Supervised by Dr Gonçalo Correia 

I came to do UROP through my third-year project at the Institute of Reproductive and Developmental Biology. This project enabled me to understand the metabolomics of cervical vaginal fluid (CVF) and the use of liquid chromatography-mass spectrometry (LC-MS/MS) to characterise the vaginal environment. I was familiarised with the challenges of analysing complex metabolomics datasets and wanted to continue developing the computational skills needed to address these problems. Therefore, I applied for a UROP in the same research group. 

My previous project combined laboratory sample preparation and computational analysis. UROP focused more on data processing and annotation. I have received basic training in LC-MS data processing, and I can undertake further computing tasks. My preparation involved reviewing the datasets I had previously worked with and revising R-based workflows for data handling. I was also familiarised with annotation software including SIRIUS and NIST Mass Spectral Search, which were central to my UROP work.  
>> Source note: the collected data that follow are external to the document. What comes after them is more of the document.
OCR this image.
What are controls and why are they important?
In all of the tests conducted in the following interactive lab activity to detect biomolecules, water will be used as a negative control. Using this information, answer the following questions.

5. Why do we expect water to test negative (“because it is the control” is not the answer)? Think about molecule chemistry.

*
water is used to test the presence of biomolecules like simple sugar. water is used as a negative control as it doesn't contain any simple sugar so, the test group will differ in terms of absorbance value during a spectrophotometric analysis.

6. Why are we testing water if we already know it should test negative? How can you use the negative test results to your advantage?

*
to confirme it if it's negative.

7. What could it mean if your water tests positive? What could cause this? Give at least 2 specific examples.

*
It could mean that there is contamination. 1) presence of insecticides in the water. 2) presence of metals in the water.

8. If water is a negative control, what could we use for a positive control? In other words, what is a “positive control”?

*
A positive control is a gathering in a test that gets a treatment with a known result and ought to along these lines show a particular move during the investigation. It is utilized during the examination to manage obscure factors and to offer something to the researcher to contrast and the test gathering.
During UROP, I carried out several tasks focusing on computational metabolomics. Through this work I gained specific technical skills, I was more proficient in handling large annotation tables with R by using packages such as dplyr and ggplot2 for filtering and visualisation. I have learned how to critically evaluate annotation scores from different software tools, as well as how to integrate results from multiple pipelines into a single dataset. I also developed an approach to determine the thresholds for confidence and ensured annotation coverage against false positive results. 

During UROP, I carried a lot of dry lab skills and benefited from discussions with my supervisor, this taught me how to interpret the results of computational analysis biologically. We examined pie charts of chemical classes reinforced the importance of lipids, saccharides, and steroids as key groups of metabolites in CVF, and we also compared inclusion versus non-inclusion datasets also demonstrated how acquisition design can influence metabolite coverage, which is a consideration directly relevant to future data-dependent acquisition strategies. 

This UROP has influenced how I approach research in future. It gave me direct experience on advanced computational workflows for metabolomics, and reinforced my interest in data-driven biomedical research. For future research, I aim to build on this experience in further study, combining computational analysis with experimental approaches to investigate host–microbiome interactions.